Consumer group CHOICE has identified and called out several leading brands that have found creative ways to dramatically increase the health star rating of their products.
The prime example given by CHOICE is a tin of Milo that displays a 4.5 star rating, reflecting its nutritional value when consumed with a glass of skim milk, while the actual product by itself is only rated 1.5 stars. Several Kellogg’s cereals have also been singled out, with Fruit Loops and Crunchy Nut Cornflake Clusters displaying health star ratings higher than the products actually received.
Recent Federal Government-commissioned research shows that one in six shoppers have purchased a product that they normally wouldn’t buy, but did due to a higher star rating. The study also showed that sixty per cent of those surveyed would like to see health ratings on more products.
It’s not mandatory for companies to put a health-star rating on products.
Deakin University professor of public health Mark Lawrence believes the current ratings are “creating consumer confusion”. He believes that until the ratings are made mandatory and loopholes are closed, food companies will continue to use the ratings system as a marketing campaign instead of in the interest of public health – as it is intended.
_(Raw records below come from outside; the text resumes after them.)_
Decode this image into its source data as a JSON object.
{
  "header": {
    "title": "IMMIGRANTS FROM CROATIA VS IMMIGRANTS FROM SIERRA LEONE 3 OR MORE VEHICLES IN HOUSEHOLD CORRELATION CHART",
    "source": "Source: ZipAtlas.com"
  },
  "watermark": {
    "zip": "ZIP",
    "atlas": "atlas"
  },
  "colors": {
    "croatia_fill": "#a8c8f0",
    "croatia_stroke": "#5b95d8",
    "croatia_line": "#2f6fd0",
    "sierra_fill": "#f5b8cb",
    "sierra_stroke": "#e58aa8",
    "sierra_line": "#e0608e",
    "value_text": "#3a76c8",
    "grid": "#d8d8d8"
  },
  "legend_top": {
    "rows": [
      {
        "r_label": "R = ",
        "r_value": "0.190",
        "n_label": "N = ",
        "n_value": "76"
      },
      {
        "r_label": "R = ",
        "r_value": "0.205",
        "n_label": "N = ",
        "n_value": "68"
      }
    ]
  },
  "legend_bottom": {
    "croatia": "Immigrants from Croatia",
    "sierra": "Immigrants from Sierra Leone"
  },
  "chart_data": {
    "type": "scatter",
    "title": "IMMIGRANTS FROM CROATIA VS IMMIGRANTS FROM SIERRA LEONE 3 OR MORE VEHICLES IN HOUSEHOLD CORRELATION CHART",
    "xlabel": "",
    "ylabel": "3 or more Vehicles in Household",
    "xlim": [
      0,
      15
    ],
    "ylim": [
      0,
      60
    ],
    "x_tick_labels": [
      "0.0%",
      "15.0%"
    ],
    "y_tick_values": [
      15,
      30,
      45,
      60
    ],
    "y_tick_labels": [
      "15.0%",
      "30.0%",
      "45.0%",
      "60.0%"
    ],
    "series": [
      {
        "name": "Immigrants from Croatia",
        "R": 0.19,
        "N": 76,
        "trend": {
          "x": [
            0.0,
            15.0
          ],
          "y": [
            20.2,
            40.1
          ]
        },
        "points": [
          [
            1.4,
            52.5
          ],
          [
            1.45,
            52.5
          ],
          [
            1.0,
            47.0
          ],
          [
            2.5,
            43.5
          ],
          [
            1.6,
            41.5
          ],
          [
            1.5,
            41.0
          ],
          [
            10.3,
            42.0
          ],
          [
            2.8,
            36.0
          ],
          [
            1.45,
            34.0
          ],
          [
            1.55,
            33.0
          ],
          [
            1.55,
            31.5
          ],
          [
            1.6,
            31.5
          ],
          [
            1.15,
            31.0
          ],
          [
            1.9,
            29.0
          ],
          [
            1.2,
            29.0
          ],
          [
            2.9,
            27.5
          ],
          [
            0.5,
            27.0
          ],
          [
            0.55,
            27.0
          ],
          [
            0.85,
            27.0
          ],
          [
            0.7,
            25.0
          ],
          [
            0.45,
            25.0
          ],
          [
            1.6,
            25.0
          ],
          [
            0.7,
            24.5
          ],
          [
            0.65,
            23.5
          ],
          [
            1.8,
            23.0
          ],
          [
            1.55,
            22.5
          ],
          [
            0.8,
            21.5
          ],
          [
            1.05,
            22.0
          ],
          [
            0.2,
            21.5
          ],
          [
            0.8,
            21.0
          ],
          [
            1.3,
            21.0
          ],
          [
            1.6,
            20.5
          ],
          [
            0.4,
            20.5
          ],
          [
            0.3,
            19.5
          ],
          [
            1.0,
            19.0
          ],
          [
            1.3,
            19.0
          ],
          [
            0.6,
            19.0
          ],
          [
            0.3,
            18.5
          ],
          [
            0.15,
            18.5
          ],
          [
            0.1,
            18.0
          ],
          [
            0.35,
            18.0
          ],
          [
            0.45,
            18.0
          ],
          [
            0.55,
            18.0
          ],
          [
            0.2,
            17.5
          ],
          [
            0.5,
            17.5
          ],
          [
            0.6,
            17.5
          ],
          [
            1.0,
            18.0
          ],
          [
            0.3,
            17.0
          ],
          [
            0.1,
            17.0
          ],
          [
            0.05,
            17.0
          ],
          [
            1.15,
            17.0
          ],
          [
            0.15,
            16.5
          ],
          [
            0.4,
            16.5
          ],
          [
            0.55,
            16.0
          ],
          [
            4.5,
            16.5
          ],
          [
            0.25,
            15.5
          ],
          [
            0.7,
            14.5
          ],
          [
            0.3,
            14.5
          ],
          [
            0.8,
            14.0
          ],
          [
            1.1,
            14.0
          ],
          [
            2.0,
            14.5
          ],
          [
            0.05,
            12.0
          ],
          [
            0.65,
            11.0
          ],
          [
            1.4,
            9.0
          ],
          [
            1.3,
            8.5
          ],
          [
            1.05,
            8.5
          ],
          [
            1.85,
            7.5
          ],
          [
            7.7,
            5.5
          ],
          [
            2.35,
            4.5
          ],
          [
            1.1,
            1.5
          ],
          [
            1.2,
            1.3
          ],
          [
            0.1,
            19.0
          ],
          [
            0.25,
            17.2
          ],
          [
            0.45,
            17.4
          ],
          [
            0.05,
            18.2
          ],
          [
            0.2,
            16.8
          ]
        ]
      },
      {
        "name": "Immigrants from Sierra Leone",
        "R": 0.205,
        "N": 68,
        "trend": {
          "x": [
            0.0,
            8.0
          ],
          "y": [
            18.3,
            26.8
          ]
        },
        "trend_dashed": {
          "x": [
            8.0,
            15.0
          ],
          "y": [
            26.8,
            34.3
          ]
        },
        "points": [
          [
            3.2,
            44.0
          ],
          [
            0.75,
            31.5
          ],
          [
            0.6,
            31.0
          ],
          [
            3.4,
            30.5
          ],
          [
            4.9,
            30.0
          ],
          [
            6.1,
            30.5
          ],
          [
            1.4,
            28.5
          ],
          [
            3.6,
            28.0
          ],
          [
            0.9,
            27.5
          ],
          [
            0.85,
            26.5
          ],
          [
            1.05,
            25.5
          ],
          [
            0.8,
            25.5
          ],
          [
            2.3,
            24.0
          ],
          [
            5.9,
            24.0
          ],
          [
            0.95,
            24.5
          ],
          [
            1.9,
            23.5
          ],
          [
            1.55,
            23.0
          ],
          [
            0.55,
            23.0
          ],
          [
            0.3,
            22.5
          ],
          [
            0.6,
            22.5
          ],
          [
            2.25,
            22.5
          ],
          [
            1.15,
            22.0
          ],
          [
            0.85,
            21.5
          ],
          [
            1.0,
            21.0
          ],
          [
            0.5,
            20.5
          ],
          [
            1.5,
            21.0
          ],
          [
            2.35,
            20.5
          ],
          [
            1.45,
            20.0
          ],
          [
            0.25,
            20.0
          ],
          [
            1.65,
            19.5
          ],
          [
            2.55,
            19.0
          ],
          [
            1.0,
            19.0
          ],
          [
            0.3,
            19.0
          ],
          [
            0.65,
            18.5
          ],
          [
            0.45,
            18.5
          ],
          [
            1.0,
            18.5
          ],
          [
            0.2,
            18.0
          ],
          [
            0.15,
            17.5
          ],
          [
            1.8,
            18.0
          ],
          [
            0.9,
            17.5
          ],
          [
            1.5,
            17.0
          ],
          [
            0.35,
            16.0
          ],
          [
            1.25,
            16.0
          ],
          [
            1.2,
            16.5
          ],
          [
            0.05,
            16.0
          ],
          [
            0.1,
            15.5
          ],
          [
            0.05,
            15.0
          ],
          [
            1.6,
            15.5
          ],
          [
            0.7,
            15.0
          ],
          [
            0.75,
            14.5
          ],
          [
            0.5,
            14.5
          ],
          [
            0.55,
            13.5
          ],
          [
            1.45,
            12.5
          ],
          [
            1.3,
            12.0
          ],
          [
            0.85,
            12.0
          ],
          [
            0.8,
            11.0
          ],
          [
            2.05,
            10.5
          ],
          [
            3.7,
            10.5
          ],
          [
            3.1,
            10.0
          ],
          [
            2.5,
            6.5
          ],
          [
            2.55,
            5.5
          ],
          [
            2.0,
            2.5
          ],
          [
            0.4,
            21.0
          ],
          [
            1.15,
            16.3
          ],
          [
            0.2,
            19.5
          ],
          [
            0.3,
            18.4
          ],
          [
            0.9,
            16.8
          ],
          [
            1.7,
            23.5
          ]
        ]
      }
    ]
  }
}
The Health Star Rating System was implemented by the Federal, State and Territory Governments, along with industry, public health and consumer groups in order to provide a standard way to compare similar packaged foods.
While the ratings system was intended to encourage shoppers to make healthier choices, it’s disappointing that numerous brands have decided to take advantage of the system, in order to boost scores by displaying health ratings that include the use of specific ingredients that are not included in the product.
Kellogg’s is one of the companies incorrectly using the current system. The company answered questions from the media and stated that they are already in the process of amending the cereal packaging which should be completed soon. A stark difference in comparison to the statement provided by Nestlé who, through a spokesperson, said it was appropriate to apply a health rating to Milo in accordance with how it was recommended to be consumed – with a glass of skim milk. I can’t wait for McDonalds to apply a rating to its Big Mac Meal which includes a Diet Coke!
The most interesting and positive news to come out of the implementation of these ratings is the fact that brands have taken the next step to improve their products in order to gain higher star ratings. Kellogg’s reformulated its Nutrigrain product from the ground up to increase the cereal’s health star rating from two to four stars. Kellogg’s said that since the change, they have seen an increase in sales which was a win for both the company and consumers as they are provided with a healthier product.
Do you find the Health Star Rating System helpful when making purchases? Does the system need a regulatory body to ensure the correct information is being provided to consumers? In order to close these loopholes, should it be made mandatory for all processed food products?